Aus einem anderen Brief:
Madame! Sie haben ja ein Geheimnis, dass Sie ein häßliches Gesicht – d.h. meins – fast interessant machen können. Es ist – glaube ich – das Zeichen eines echten Künstlers, aus einem unbedeutenden Modell – Mensch oder Naturanblick – ein Meisterwerk zu schaffen… Ihre Kunst ist wirklich am besten: so bin ich sehr zufrieden, mit einer beifälligen Gestaltung aufgenommen zu haben [aufgenommen worden zu sein] – am Tage meines zwanzigsten Geburtstages. Und wenn ich ein sehr alter und sehr häßlicher Mann sein werde, werde ich glauben können, dass ich einst fast schön war…
Alle fanden sie sich schön, oder sogar viel zu schön aufgenommen, aber waren glücklich, dass es so war. Leider haben wir den Brief von Daniel-Henry Kahnweiler nicht mehr, in dem er Annelise Kretschmer schrieb, dass sein von ihr gemachtes Portrait viel schöner sei als das von Picasso von ihm gemalte und dass er es bedauere, dass die Künstler keine richtigen Portraits mehr machen könnten… Heute kann ich sagen – nachdem ich mich bemüht und gelernt habe, die Bilder von Annelise Kretschmer distanziert anzuschauen und nicht nur nach ihrem Inhalt zu gehen; das tut man nämlich sehr leicht in der Fotografie – und nicht nur der Beschauer: auch viele Fotografen tun dies, fotografieren im Blick auf den Inhalt – heut also, nachdem ich gelernt habe, die Bilder von Annelise Kretschmer differenziert zu lesen, muß ich feststellen, dass es Annelise Kretschmer vor allem auf das Bild selbst ankam, auf seinen Aufbau, seinen Gesamt-Rhythmus – dass also das Ganze wichtiger für sie war, als die Teile oder der Inhalt. Daniel-Henry Kahnweiler sagt in seinem Buch: „Meine Künstler, meine Galerien.“ (S. 53):
Was haben die Kubisten bei Cezanne gesehen und gelernt? Sie sahen bei ihm die Komposition oder vielmehr die Konstruktion des Bildes und lernten, dass das Bild nicht, wie die Impressionisten sagten, ein Stück Natur mit Kunst serviert oder ein auf die Außenwelt gerichtetes Fenster, sondern in erster Linie eine Fläche bestimmter Größe ist, auf welcher der Maler seine Erregung mitteilt. Schon die Tatsache der Darstellung auf einer gegebenen rechteckigen Fläche erzeugt einen gewissen Rhythmus…

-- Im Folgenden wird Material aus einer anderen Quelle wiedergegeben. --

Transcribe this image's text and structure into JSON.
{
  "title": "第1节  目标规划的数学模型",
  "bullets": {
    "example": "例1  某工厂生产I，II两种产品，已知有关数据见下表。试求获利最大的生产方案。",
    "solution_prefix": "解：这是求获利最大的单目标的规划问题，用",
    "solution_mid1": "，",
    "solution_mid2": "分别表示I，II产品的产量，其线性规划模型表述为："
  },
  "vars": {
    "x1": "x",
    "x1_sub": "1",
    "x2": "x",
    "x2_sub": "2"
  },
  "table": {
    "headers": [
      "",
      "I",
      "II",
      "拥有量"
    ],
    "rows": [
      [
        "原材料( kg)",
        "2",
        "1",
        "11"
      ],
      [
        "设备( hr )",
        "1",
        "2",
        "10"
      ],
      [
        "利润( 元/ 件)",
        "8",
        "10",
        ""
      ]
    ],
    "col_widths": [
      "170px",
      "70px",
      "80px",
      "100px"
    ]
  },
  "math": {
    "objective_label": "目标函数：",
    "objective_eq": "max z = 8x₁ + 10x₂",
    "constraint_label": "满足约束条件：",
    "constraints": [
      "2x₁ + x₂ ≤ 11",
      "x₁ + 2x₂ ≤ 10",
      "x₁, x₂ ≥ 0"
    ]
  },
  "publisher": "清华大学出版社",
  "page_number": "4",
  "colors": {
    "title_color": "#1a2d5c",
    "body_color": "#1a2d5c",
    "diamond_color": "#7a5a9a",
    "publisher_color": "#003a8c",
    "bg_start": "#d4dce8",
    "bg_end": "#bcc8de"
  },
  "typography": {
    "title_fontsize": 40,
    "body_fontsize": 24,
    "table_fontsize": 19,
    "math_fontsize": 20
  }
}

Diese Beschreibung trifft in übertragenem Sinne auch auf die künstlerischen Intentionen von Annelise Kretschmer in der Fotografie zu. Dieses Bestreben lag ihr näher als Bauhausstil und Neue Sachlichkeit, aber auch als die Weichheit der Malerei des ausgehenden 19. Jahrhunderts, die von einigen Fotografen aufgegriffen wurde – sie findet ihren eigenen Stil, der dadurch geprägt ist, dass zu allen formalen Aspekten hinzukommt: die Liebe und Leidenschaft zum Menschen und zur Welt – wie sie es selbst sagt… – die Suche nach der Wesensbegegnung mit dem zu Porträtierenden.